Thursday, July 19, 2007

WikiNotables #1


dkmon199

thought train:
1. that's a pensive look
2. the possibilities of what a pensive looking person might be thinking is infinite
3. god i wish i can read minds
4. wasn't there a story of some malicious woman who read the thoughts of kids?
5. probably a kids' book
6. ooh, something involving an ear...oh gross yeah an extra ear in the back of the head or something strange like that?
7. malicious woman with power over kids, what kind of relationship is that...like, a teacher?
8. AH! WAYSIDE SCHOOL gets a little stranger!
9. duh, should've done a Google search earlier...let's see what kind of Wikilegacy it left behind
10. answer: an inspiring one! (though apparently one of questionable quality)

Louis Sachar, the author, on how he came to write the Wayside School series:

I returned to college, this time to the University of California at Berkeley where I majored in economics. On campus one day, I saw the unlikely sight of an elementary school girl handing out flyers. I took one from her. It said: "Help. We need teachers aides at our school. Earn three units of credit." I thought it over and decided it was a pretty good deal. College credits, no homework, no term papers, no tests, all I had to do was help out in a second/third grade class at Hillside Elementary School. Besides helping out in a classroom, I also became the Noontime Supervisor, or "Louis the Yard Teacher" as I was known to the kids. It became my favorite college class, and a life changing experience. When I graduated in 1976 I decided to try to write a children's book, which eventually became Sideways Stories From Wayside School. All the kids at Wayside School were based on the kids I knew at Hillside. It took me about nine months to write the book. I wrote in the evenings. In the daytime I had a job at a sweater warehouse in Connecticut. After about a year, I was fired (my enthusiasm for sweaters was insufficient), and I decided to go to law school. Sideways Stories from Wayside School was accepted by a publisher during my first week at Hastings College of the Law in San Francisco.

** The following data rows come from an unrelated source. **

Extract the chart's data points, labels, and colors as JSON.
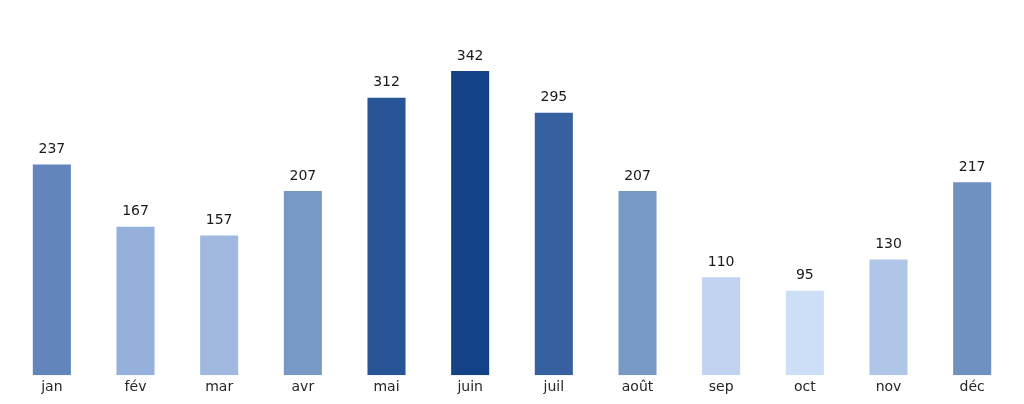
{
  "chart_data": {
    "type": "bar",
    "categories": [
      "jan",
      "fév",
      "mar",
      "avr",
      "mai",
      "juin",
      "juil",
      "août",
      "sep",
      "oct",
      "nov",
      "déc"
    ],
    "values": [
      237,
      167,
      157,
      207,
      312,
      342,
      295,
      207,
      110,
      95,
      130,
      217
    ],
    "colors": [
      "#6285bb",
      "#95b0db",
      "#a0b8df",
      "#7898c6",
      "#285595",
      "#144287",
      "#36609f",
      "#7898c6",
      "#c1d3f1",
      "#cddef7",
      "#b0c6e8",
      "#7190c2"
    ],
    "tick_labels": "x",
    "data_labels": true
  }
}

this is the kind of story that reminds me that there is only so much life planning one can do, that so much of our lives are influenced by factors beyond our control and that there's really no need to stress out about the future...you just need to open yourself up to all the possibilities out there and follow those which suit your tastes. it's like those Choose Your Own Adventure books, except for real.

man, it seems like children's books have got it all figured out!